Une élection référendaire qui s’est tenue sur l’ensemble du territoire nationale, dans la diaspora à travers les représentations diplomatiques du pays à l’étranger.
C’était un challenge sécuritaire pour le gouvernement qui finalement a réussi son plan de sécurisation des scrutins référendaires.
L’opposition avait appelé à boycotter le vote référendaire. Plusieurs messages ont été balancés surtout sur les réseaux sociaux, appelant la population à l’abstenir du vote de la nouvelle constitution qu’elle rejette systématiquement.
En se basant sur quelques images, des partisans du boycott clament fort que ce vote a été un fiasco et donc non crédible. D’aucuns admettent qu’il s’agit d’un coup d’Etat constitutionnel ou le suicide de la démocratie car, dans cette nouvelle loi fondamentale, il y a plus de limitation de mandat.

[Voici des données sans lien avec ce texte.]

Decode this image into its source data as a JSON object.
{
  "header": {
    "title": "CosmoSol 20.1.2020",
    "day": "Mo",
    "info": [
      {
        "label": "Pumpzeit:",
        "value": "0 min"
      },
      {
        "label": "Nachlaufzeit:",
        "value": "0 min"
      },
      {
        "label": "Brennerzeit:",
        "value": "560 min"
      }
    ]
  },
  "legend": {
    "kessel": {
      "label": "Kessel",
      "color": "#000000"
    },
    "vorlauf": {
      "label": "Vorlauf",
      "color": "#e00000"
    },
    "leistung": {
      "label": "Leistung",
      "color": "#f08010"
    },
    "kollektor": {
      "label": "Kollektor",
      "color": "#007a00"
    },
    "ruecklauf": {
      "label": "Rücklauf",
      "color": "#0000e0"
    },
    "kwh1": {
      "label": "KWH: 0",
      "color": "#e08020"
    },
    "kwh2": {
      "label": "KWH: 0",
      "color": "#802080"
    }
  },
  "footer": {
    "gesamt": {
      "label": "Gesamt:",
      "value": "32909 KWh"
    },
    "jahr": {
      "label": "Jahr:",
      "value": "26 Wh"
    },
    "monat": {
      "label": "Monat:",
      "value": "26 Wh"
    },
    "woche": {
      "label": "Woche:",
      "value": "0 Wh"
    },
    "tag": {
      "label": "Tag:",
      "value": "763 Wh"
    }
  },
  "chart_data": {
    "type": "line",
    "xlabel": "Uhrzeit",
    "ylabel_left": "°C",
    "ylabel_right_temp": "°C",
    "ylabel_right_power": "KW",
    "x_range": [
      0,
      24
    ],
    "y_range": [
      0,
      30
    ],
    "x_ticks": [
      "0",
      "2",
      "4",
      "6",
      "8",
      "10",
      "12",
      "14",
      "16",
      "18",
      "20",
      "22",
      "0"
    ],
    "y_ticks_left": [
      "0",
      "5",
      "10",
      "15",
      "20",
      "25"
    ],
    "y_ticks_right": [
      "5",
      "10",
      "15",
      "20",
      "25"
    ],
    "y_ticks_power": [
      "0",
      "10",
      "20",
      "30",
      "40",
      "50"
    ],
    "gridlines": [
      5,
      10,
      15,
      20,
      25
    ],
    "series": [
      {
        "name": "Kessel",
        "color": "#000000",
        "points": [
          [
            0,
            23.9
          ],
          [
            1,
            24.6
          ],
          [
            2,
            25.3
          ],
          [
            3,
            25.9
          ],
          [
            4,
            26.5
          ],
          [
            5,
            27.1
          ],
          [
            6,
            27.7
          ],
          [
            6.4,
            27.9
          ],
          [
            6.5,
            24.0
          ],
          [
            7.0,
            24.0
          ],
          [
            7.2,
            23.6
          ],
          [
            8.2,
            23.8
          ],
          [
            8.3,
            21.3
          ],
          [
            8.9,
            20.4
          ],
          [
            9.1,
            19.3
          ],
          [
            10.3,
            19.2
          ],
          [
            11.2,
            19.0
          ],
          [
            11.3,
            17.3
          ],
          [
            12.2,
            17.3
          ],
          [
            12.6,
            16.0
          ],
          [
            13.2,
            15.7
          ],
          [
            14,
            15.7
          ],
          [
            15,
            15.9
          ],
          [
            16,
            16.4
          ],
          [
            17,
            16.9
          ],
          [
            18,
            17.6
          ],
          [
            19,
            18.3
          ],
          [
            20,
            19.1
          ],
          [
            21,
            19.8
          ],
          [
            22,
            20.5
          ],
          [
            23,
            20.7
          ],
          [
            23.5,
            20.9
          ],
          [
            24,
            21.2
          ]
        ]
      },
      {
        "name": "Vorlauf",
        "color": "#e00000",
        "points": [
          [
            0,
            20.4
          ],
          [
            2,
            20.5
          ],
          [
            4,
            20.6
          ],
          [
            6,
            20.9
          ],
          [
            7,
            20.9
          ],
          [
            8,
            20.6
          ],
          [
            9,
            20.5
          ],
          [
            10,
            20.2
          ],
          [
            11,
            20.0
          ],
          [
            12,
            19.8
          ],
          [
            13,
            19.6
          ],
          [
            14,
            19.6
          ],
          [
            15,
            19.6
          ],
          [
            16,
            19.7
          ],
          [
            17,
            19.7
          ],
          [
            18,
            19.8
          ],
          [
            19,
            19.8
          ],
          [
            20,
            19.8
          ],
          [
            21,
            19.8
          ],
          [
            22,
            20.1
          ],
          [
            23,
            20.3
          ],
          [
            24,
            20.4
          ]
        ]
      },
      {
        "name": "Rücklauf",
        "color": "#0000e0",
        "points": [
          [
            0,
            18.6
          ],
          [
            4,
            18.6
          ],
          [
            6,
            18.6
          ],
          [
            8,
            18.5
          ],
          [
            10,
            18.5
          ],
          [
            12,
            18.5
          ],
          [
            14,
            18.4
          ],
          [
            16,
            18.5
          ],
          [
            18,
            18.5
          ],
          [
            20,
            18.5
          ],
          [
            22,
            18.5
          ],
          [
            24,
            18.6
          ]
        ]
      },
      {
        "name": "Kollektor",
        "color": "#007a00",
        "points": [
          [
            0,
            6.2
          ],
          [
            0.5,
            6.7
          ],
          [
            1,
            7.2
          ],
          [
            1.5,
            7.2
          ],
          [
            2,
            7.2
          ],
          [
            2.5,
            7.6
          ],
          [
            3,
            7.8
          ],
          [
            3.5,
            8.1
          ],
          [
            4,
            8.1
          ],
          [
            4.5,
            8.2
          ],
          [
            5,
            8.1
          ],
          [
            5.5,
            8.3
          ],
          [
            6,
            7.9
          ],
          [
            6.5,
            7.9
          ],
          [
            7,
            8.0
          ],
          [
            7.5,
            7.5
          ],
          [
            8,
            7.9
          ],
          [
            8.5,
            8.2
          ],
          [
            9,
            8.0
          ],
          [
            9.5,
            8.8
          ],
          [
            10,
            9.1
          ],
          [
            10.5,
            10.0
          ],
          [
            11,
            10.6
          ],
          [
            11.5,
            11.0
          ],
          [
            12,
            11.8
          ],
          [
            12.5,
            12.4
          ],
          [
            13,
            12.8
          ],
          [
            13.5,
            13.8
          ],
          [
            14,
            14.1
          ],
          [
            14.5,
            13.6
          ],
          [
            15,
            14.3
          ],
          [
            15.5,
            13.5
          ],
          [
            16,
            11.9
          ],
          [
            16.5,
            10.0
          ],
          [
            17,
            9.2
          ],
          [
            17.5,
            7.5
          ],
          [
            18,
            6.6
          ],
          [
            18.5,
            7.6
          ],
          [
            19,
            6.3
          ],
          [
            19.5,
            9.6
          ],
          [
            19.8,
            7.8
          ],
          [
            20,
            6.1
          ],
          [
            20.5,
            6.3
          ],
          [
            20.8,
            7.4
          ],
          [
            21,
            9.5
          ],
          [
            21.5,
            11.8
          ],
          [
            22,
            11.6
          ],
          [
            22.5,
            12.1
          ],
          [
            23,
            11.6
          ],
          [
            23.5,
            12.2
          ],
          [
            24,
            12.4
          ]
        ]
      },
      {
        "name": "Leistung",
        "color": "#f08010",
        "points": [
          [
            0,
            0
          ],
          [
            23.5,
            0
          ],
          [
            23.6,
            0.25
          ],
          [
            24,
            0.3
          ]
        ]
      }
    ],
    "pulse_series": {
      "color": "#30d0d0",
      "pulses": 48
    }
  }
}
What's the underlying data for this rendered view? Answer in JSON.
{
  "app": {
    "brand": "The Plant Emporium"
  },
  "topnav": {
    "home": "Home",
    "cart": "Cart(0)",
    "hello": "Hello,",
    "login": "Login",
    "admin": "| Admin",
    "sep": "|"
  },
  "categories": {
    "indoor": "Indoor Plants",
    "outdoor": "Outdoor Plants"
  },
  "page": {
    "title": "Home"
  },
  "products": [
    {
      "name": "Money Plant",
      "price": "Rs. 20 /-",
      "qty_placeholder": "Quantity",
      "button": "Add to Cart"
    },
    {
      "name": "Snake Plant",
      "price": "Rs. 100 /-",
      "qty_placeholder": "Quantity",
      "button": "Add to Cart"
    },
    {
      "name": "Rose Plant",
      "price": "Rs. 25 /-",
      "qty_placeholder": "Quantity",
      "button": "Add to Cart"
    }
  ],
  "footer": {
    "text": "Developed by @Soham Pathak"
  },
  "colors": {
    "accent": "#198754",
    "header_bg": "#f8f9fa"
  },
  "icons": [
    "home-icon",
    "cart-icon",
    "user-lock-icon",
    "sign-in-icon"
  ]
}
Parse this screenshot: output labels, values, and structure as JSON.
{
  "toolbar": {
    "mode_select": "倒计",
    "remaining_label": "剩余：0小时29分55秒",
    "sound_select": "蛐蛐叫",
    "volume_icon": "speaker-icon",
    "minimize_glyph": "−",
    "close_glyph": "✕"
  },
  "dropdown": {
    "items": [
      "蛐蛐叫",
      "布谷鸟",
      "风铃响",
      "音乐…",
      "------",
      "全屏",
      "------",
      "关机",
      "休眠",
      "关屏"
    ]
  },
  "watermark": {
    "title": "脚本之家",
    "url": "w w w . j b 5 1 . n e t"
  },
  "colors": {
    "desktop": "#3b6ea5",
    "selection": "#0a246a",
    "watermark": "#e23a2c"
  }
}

Mais, les électeurs étaient nombreux à prendre part à ce vote, même si l’on ne peut pas comparer avec la dernière élection présidentielle de 2020 où le taux de participation avoisinait 35%.
Le pouvoir parle d’un succès incontestable car, il s’agit d’un vote qui s’est déroulé sur l’ensemble du pays contrairement aux élections de 2020 où les groupes armés avaient empêché la tenue du vote dans plusieurs régions du pays.
Des observateurs nationaux et internationaux saluent la tenue dans la sérénité de ce vote référendaire, malgré quelques irrégularités notamment liées au déploiement des matériels et à l’organisation. La gestion du vote par dérogation avait créé des frustrations au sein des électeurs de province en séjour à Bangui.
Les centrafricains ont été convoqués aux urnes pour se prononcer sur le projet de nouvelle constitution qui marquera le début de la 7e République.
Ce projet a été querellé vu la levée du verrou du limitation du mandat présidentiel et les conditions d’éligibilité qui sont renforcées par la notion de la Centrafricanité.
Cette nouvelle constitution a été sollicitée par des partisans du pouvoir qui ont organisé des manifestations, signé des pétitions et déposé des mémorandums demandant au Chef de l’Etat de convoquer un référendum constitutionnel.
Le président Faustin Archange Touadéra a finalement cédé pour convoquer les électeurs centrafricains aux urnes dont les résultats seront très bientôt connus.